Prévues ce jeudi 15 janvier 2026, les élections présidentielles et législatives en Ouganda seront largement suivies en République démocratique du Congo, principalement au Nord-Kivu et en Ituri. Au-delà des échanges commerciaux entre les deux pays, l’armée ougandaise (UPDF) est présente dans ces deux provinces depuis novembre 2021, où elle appuie les Forces armées de la RDC (FARDC) dans la traque des terroristes de l’ADF.
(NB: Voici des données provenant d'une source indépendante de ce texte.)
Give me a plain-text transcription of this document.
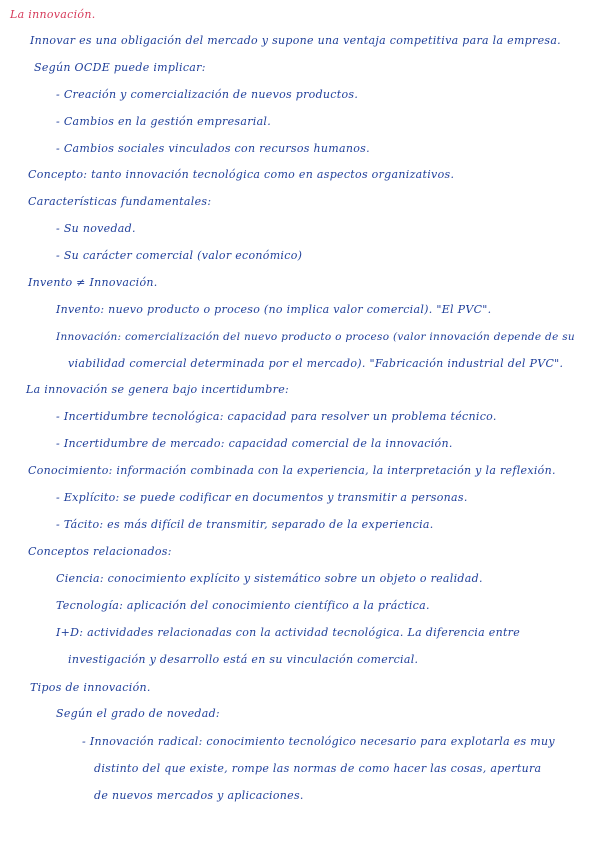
La innovación.
Innovar es una obligación del mercado y supone una ventaja competitiva para la empresa.
Según OCDE puede implicar:
- Creación y comercialización de nuevos productos.
- Cambios en la gestión empresarial.
- Cambios sociales vinculados con recursos humanos.
Concepto: tanto innovación tecnológica como en aspectos organizativos.
Características fundamentales:
- Su novedad.
- Su carácter comercial (valor económico)
Invento ≠ Innovación.
Invento: nuevo producto o proceso (no implica valor comercial). "El PVC".
Innovación: comercialización del nuevo producto o proceso (valor innovación depende de su
viabilidad comercial determinada por el mercado). "Fabricación industrial del PVC".
La innovación se genera bajo incertidumbre:
- Incertidumbre tecnológica: capacidad para resolver un problema técnico.
- Incertidumbre de mercado: capacidad comercial de la innovación.
Conocimiento: información combinada con la experiencia, la interpretación y la reflexión.
- Explícito: se puede codificar en documentos y transmitir a personas.
- Tácito: es más difícil de transmitir, separado de la experiencia.
Conceptos relacionados:
Ciencia: conocimiento explícito y sistemático sobre un objeto o realidad.
Tecnología: aplicación del conocimiento científico a la práctica.
I+D: actividades relacionadas con la actividad tecnológica. La diferencia entre
investigación y desarrollo está en su vinculación comercial.
Tipos de innovación.
Según el grado de novedad:
- Innovación radical: conocimiento tecnológico necesario para explotarla es muy
distinto del que existe, rompe las normas de como hacer las cosas, apertura
de nuevos mercados y aplicaciones.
L’Ouganda exerce une grande influence dans l’est de la RDC. Ses soldats sont acceptés dans l’espace Beni-Lubero, réputé hostile au Rwanda. À Beni, Samuel Mbirivindu, commerçant entre la RDC et l’Ouganda, craint que tout changement de régime ait un impact sur les relations diplomatiques entre les deux pays.
« À mon avis, il faut que ce vieux reste au pouvoir pourvu que cette coopération s’intensifie davantage. S’ils votent mal, ils risqueraient aussi de tomber dans le chaos. »
Au poste frontalier de Kasindi, ces élections sont également suivies de près. Pour Synthia Kamara, enseignante à l’Institut Lubiriha, peu importe le vainqueur, l’important est de consolider la coopération entre la RDC et l’Ouganda.
« Que les Ougandais votent l’homme qu’il faut à la place qu’il faut. Il y a des populations qui partagent même des liens familiaux ici. C’est une situation qui affecte tout le monde. Nous pouvons souhaiter que tout se passe bien. Les régimes peuvent changer ou pas, mais l’idéologie doit rester stable. L’armée ougandaise est même présente sur le terrain ici. »
Les échanges commerciaux entre les deux pays sont au plus haut niveau. Chaque jour, des Congolais de Butembo, Beni et Lubero traversent les postes frontaliers de Kasindi et Nobila pour se rendre dans les pays de la Communauté de l’Afrique de l’Est (EAC). Depuis la fermeture de l’aéroport international de Goma, celui d’Entebbe en Ouganda est devenu incontournable pour relier l’est de la RDC au reste du monde.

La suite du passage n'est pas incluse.